What did Sushma Swaraj say in reply? She just did not touch the issues raised by Chaturvedi. To her, the major achievements of the NDA government, other than that it survived, is that there are no waiting lists for telephone and domestic gas connections. She claimed quite truthfully that till 1998 there were only 1.86 crore telephone connections and in just five years the NDA government added 3 crores more. When she reminded the house that MP’s had no longer to dispense with coupons for out of turn gas connections, I am sure that many would have wistfully remembered the good old days when coupons meant cash. She was next to ecstatic over the uplinking facilities provided to as many as 77 TV channels. But she didn’t reply to the questions posed by Chaturvedi. She seemed to be saying we gave some of the hungry, cake to eat instead?

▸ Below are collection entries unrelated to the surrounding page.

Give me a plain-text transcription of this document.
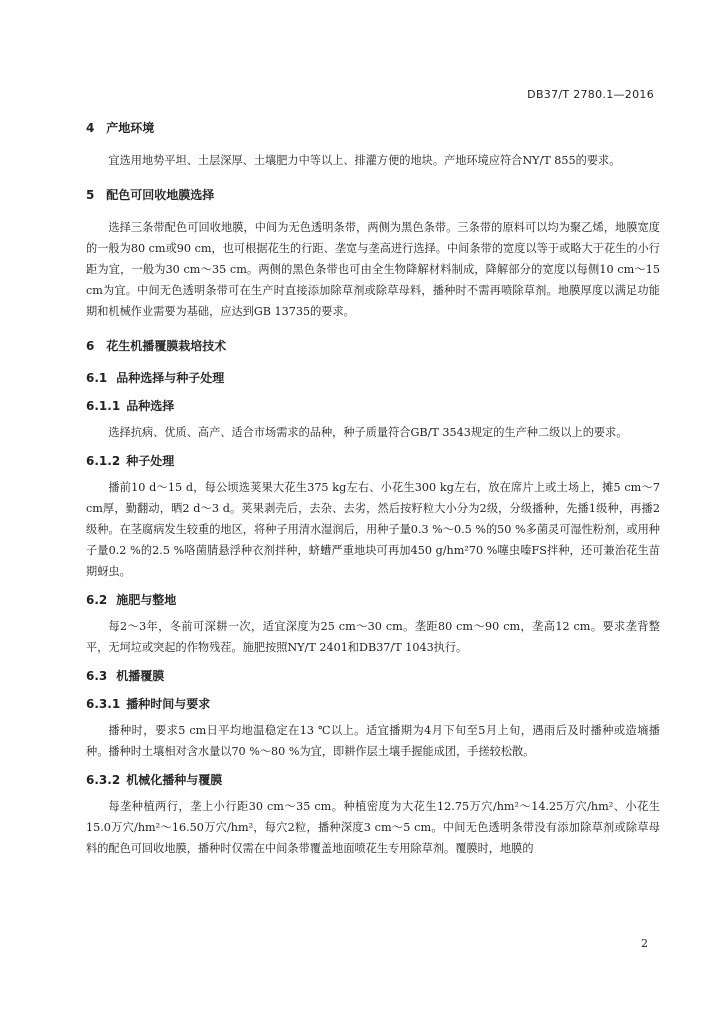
DB37/T 2780.1—2016
4 产地环境

宜选用地势平坦、土层深厚、土壤肥力中等以上、排灌方便的地块。产地环境应符合NY/T 855的要求。

5 配色可回收地膜选择

选择三条带配色可回收地膜，中间为无色透明条带，两侧为黑色条带。三条带的原料可以均为聚乙烯，地膜宽度的一般为80 cm或90 cm，也可根据花生的行距、垄宽与垄高进行选择。中间条带的宽度以等于或略大于花生的小行距为宜，一般为30 cm～35 cm。两侧的黑色条带也可由全生物降解材料制成，降解部分的宽度以每侧10 cm～15 cm为宜。中间无色透明条带可在生产时直接添加除草剂或除草母料，播种时不需再喷除草剂。地膜厚度以满足功能期和机械作业需要为基础，应达到GB 13735的要求。

6 花生机播覆膜栽培技术
6.1 品种选择与种子处理
6.1.1 品种选择

选择抗病、优质、高产、适合市场需求的品种，种子质量符合GB/T 3543规定的生产种二级以上的要求。

6.1.2 种子处理

播前10 d～15 d，每公顷选荚果大花生375 kg左右、小花生300 kg左右，放在席片上或土场上，摊5 cm～7 cm厚，勤翻动，晒2 d～3 d。荚果剥壳后，去杂、去劣，然后按籽粒大小分为2级，分级播种，先播1级种，再播2级种。在茎腐病发生较重的地区，将种子用清水湿润后，用种子量0.3 %～0.5 %的50 %多菌灵可湿性粉剂，或用种子量0.2 %的2.5 %咯菌腈悬浮种衣剂拌种，蛴螬严重地块可再加450 g/hm²70 %噻虫嗪FS拌种，还可兼治花生苗期蚜虫。

6.2 施肥与整地

每2～3年，冬前可深耕一次，适宜深度为25 cm～30 cm。垄距80 cm～90 cm，垄高12 cm。要求垄背整平，无坷垃或突起的作物残茬。施肥按照NY/T 2401和DB37/T 1043执行。

6.3 机播覆膜
6.3.1 播种时间与要求

播种时，要求5 cm日平均地温稳定在13 ℃以上。适宜播期为4月下旬至5月上旬，遇雨后及时播种或造墒播种。播种时土壤相对含水量以70 %～80 %为宜，即耕作层土壤手握能成团，手搓较松散。

6.3.2 机械化播种与覆膜

每垄种植两行，垄上小行距30 cm～35 cm。种植密度为大花生12.75万穴/hm²～14.25万穴/hm²、小花生15.0万穴/hm²～16.50万穴/hm²，每穴2粒，播种深度3 cm～5 cm。中间无色透明条带没有添加除草剂或除草母料的配色可回收地膜，播种时仅需在中间条带覆盖地面喷花生专用除草剂。覆膜时，地膜的

2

Rousseau in his “Confessions” tells of a great princess who, on being informed that the country people had no bread replied, “Let them eat cake!” This statement is often, and incorrectly attributed to Marie Antoinette, wife of the French ruler Louis XVI. Nevertheless Marie Antoinette was a frivolous and callous person who came to be disliked by the French people. On October 16, 1793 she was taken in an open cart, and publicly guillotined while Parisians cheered. Ever the royal, she apologized to the hangman for having stepped on his foot: “Pardon me Monsieur, I did not mean it!” Of course she didn’t mean it. Neither did Sushma!